Plume-Induced Flow Separation over a Cone-Cylinder Flare Body

Abstract

The extent of boundary-layer separation due to the presence of a jet plume was studied for a cone-cylinder-flare configuration using the Overset Navier-Stokes CFD code, OVERFLOW. Simulations were made at a free-stream Mach number of 4.65 for nozzle exit pressure to free-stream pressure ratios ranging from jet off to 168. CFD results were obtained assuming a fully laminar boundary layer, fully turbulent boundary layer, and a laminar-turbulent transitional boundary layer. The one-equation Spalart-Allmaras (SA) and the two-equation SST model were compared for the turbulent cases.
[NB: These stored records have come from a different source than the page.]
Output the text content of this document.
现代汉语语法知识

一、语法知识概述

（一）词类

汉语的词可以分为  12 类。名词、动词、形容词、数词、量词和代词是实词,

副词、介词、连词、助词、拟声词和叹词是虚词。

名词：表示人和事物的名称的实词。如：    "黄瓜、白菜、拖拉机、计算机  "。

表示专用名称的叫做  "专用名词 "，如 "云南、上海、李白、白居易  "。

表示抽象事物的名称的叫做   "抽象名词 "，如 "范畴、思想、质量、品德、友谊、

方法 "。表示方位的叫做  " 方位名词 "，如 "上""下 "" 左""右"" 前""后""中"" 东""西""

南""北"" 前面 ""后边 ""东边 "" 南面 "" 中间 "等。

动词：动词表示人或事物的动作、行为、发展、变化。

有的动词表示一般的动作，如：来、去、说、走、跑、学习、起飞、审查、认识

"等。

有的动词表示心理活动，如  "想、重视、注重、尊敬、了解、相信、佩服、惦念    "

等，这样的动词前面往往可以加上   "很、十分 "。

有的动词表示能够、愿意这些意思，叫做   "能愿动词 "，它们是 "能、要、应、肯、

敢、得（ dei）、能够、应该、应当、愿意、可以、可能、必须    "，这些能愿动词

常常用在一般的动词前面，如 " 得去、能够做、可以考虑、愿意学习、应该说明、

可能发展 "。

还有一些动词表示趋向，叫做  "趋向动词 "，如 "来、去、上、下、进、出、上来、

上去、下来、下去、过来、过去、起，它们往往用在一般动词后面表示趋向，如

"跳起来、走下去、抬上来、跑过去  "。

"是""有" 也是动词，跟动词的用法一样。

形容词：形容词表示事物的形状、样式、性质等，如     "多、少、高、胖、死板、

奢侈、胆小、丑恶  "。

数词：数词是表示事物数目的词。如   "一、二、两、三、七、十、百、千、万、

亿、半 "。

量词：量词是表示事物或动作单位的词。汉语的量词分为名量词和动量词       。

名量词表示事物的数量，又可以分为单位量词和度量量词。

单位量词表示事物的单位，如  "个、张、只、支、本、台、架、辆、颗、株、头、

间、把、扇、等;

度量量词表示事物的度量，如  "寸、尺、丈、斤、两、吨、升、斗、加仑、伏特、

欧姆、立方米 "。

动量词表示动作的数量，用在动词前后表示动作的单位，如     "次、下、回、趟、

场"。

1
The effect of wall boundary conditions was studied by comparing the isothermal wall to the adiabatic wall conditions. CFD results were compared to existing experimental data obtained from the Langley Unitary Plan wind tunnel. The results indicate strong plume-induced flow separation when modeled as fully laminar and weak separation, if at all, when modeled as fully turbulent. The best agreement with experimental results was achieved when the trip location was placed near the end of the flare. The adiabatic wall boundary condition best suited the wind tunnel experiment. However predicting the extent of the plume induced flow separation with numerical simulations is still unreliable due to the extreme sensitivity of the flow field to turbulence models, boundary conditions, and nozzle pressure ratios.